Wednesday, June 14, 2006

The power of „three“

They say that three is the number...

Christianity has three…
God gives you three chances in the mediterranean.
If I am right, there is a joke about Moses having three tablets of commandments, but he broke the third, so there were only two tablets left, with the ten commandments…
In competitions, it’s the first three to get a medal…
One scotch, one bourbon and one beer…
That’s a three…

We'll go backwards.

...

Holy third:

Imagine.

You are out from a workplace farewell party on a late August evening, and the booze was free…

You are walking down to the center, the sky is still somewhat light, there is the lovely pink in the sky, and a few clouds, and the autumn smell is flowing to your body…

You are passing by a big open air parking place, watching the sky, the railway station, and the cars parked there…

Then you see two antennas on a car… Two antennas? They are too thick for two antennas… And they have this slight movement… A nice rhythm… Then you notice the shoes.

Women’s shoes on the antennas…

What the bloody hell is that?

You get curious.

...

Holy second:

Imagine.

You are out with this girl.

No matter if she is your girlfriend, or just a pick up out of a bar you went to after school…

A few beers and a nice walk…

Imagine ending up in the middle of the car park…

The girl sits onto the hood of a car, pulls her skirt up.

You, take down her panties, your sweater still on… Your backpack still on your back, you lower your pants, lower your boxers,

A nice sky, out in the open, you are turned on, you are on heat… And she is wet…

Lift her legs up to the sky, and enter…

Dup dup dup… You feel like the energizer bunny.. Dup dup dup…

Then you see this man approaching.. Must be going to his car… Dup dup dup…

The man comes closer, closer .. dup dup… fucking close…

He stands by your side, you still fucking.. Looks at you looks at the girl…

Dup dup… What the fuck is he… dup dup.. whatever.. dup dup…

And the bastard, takes out his hand, slowly moves it towards the girl, caresses her head, and goes “Are you OK?”

...

Holy first:


And…


Now…..


Imagine…..


You …..


Are…..


The….


Girl…..

2 comments:

  1. June 14th, what is going on with finndistan? Would the master of night life have settled down? What else could be the cause of such a diminution of entries.

    I only heard of finndistan a few weeks ago. I had to read almost the whole thing to make sure I was not represented and in any way in part of some stories. Maybe as the "girl of the night" of mister Blue, or mister Yellow, who knows. I am quite happy not to figure here as it does not seem to be a really positive thing than to be a female character in your stories.

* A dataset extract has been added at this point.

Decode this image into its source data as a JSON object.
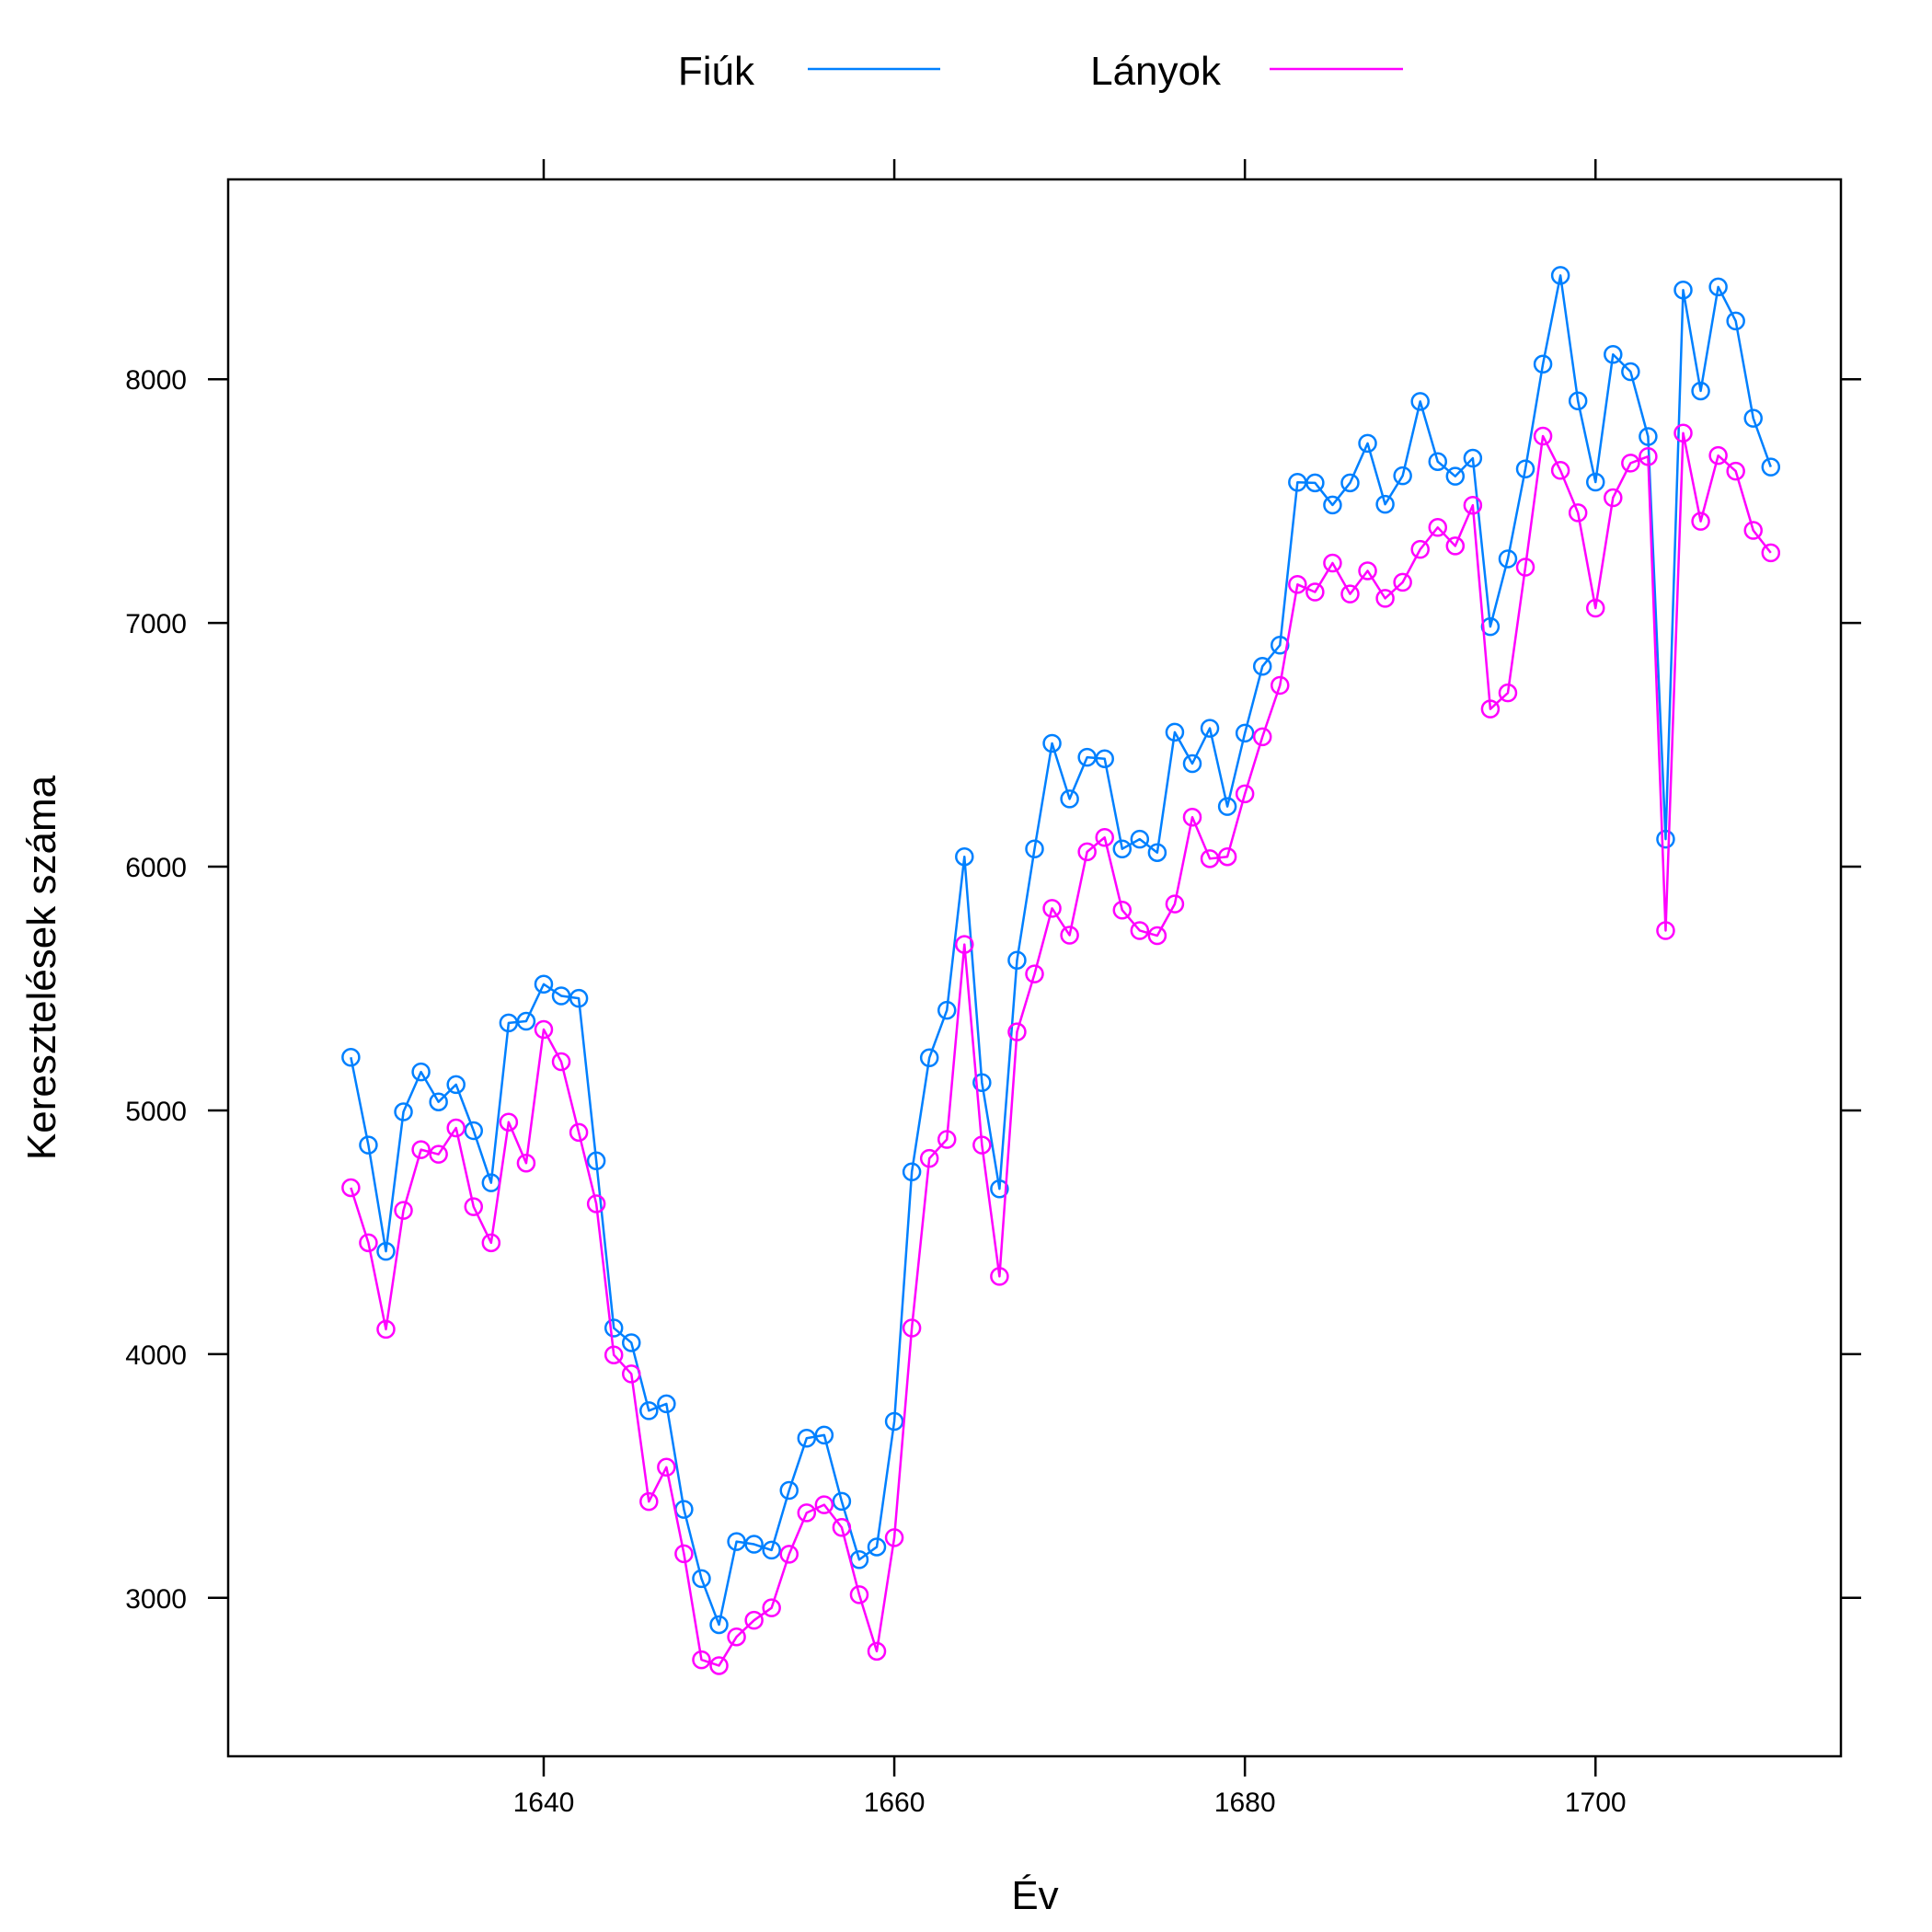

    The way you show night life, maybe in real truth to you, to me shows how pathetic nightlife dating really is. I still have to admit than even if I felt bothered by some stories and your perception of things, I still read almost all and I like your style. I will probably continue to read once in a while, out of curiosity.

    Chances are we never meet again in the nightlife, as I left sweet Tampere. But anyways, good night life to you, mister Blue, Yellow, and Red...

    ReplyDelete
  2. girlyj,

    Well if you think the possibility would be in the Blue Yellow Brown story, that is highly unlikely.. Her name does not start with J, and I actually never talked to her more than a minute.

    If I know you, and you are not in the stories, you are a holder of good memories.

    See, the thing is, good times do not make it to Finndistan, they are private, and the respect I hold for these people and moments are too much for me to even consider putting them here.

    Everybody talks about the positive.

    I live the positive, keep it private, and write about the freaking out moments.